Bhakti: A Lightweight Vector Database Management System for Endowing Large Language Models with Semantic Search Capabilities and Memory
Zihao Wu
TL;DR
Bhakti introduces a lightweight vector database tailored for small- to medium-sized datasets, prioritizing ease of deployment, data portability, and Python3 integration. It combines a Dipamkara storage engine with modular client-server architecture, supporting multiple exact similarity metrics and a DSL for pre-filtering, alongside a memory-augmented dialogue system that weights question and answer vectors to refine semantic relevance. Key contributions include the Dipamkara storage engine design (vectors, inverted indices, DSL querying), a modular pipeline and JSON-based request–response protocol, and a memory-retention mechanism that enhances long-term dialogue coherence via weighted semantic vectors. While Bhakti shows strong performance for semantic search and QA on medium data scales, it lacks approximate nearest neighbor methods like HNSW and faces scalability challenges for very large datasets, motivating future work on approximate methods and scalability optimizations for broader applicability.
Abstract
With the rapid development of big data and artificial intelligence technologies, the demand for effective processing and retrieval of vector data is growing.
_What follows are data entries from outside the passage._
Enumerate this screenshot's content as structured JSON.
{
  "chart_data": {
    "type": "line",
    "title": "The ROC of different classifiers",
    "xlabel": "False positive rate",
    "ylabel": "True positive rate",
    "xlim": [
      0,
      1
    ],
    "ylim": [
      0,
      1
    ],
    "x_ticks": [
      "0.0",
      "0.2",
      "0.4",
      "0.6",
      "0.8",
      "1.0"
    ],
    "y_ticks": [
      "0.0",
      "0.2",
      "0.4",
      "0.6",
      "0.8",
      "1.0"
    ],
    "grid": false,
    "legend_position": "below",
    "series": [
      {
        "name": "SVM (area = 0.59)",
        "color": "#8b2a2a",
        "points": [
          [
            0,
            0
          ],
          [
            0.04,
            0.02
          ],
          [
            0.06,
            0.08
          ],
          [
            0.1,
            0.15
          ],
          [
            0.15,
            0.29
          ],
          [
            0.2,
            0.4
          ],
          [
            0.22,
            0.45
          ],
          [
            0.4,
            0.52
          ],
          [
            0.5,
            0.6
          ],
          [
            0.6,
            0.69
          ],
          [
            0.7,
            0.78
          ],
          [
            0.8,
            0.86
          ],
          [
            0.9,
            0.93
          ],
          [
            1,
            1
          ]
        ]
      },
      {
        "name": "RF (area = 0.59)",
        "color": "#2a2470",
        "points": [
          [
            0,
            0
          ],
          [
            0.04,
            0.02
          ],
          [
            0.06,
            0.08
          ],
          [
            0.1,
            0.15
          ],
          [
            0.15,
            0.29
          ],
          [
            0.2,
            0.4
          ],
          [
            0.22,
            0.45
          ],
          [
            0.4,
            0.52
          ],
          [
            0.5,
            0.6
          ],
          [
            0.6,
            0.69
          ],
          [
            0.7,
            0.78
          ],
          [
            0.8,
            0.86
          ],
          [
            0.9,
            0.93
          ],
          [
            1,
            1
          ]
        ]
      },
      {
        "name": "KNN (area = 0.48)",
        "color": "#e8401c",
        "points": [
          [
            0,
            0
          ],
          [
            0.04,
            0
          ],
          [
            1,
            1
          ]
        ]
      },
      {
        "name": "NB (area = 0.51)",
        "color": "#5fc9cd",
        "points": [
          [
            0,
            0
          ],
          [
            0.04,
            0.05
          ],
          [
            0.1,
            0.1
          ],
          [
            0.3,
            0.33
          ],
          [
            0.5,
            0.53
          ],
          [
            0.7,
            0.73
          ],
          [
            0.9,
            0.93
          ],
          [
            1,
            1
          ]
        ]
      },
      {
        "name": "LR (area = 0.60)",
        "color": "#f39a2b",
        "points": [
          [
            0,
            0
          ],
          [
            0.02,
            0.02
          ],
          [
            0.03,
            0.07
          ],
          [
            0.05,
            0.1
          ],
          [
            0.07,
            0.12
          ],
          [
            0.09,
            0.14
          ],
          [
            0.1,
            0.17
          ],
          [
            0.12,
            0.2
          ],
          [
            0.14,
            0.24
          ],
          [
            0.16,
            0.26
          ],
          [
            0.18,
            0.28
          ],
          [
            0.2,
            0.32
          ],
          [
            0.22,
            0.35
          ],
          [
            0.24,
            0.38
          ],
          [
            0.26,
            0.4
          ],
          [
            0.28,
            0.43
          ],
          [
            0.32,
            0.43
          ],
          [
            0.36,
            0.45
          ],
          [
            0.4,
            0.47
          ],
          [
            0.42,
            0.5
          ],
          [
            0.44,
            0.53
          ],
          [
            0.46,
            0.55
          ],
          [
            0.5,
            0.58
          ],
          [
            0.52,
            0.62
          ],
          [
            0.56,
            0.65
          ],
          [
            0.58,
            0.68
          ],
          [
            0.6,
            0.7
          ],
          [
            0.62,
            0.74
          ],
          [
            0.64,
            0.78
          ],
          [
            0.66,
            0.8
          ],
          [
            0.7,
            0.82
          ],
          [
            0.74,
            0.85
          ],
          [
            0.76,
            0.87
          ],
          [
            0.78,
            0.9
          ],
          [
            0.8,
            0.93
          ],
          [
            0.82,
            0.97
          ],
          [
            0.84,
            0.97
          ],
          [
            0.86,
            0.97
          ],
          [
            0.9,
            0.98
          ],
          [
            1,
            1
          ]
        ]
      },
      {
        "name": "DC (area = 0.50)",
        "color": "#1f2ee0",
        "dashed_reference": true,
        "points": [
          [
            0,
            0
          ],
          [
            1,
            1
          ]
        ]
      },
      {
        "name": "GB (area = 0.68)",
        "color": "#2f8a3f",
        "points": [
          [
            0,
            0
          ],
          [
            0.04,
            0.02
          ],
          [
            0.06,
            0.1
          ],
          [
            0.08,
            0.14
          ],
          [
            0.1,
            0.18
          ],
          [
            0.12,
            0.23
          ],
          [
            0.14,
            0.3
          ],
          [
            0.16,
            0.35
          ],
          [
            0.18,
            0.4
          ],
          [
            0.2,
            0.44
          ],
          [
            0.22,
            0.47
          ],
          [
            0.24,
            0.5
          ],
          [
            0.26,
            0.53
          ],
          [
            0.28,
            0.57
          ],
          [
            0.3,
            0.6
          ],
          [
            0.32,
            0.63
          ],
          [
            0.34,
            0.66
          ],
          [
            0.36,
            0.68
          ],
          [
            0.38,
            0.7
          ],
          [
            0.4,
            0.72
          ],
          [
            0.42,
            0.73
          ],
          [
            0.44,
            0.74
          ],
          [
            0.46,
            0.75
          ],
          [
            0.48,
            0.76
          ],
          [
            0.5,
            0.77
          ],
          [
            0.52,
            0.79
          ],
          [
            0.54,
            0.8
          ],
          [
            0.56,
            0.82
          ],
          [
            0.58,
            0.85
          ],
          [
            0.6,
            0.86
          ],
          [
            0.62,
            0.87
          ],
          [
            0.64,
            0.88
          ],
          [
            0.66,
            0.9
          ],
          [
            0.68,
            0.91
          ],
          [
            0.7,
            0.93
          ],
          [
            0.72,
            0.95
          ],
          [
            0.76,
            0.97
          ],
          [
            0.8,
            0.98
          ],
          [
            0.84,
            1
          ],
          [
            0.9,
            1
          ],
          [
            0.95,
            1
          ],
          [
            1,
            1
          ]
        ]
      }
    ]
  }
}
Against this backdrop, I have developed the Bhakti vector database, aiming to provide a lightweight and easy-to-deploy solution to meet the storage and semantic search needs of small and medium-sized datasets. Bhakti supports a variety of similarity calculation methods and a domain-specific language (DSL) for document-based pattern matching pre-filtering, facilitating migration of data with its portable data files, flexible data management and seamless integration with Python3. Furthermore, I propose a memory-enhanced large language model dialogue solution based on the Bhakti database, which can assign different weights to the question and answer in dialogue history, achieving fine-grained control over the semantic importance of each segment in a single dialogue history. Through experimental validation, my method shows significant performance in the application of semantic search and question-answering systems. Although there are limitations in processing large datasets, such as not supporting approximate calculation methods like HNSW, the lightweight nature of Bhakti gives it a clear advantage in scenarios involving small and medium-sized datasets.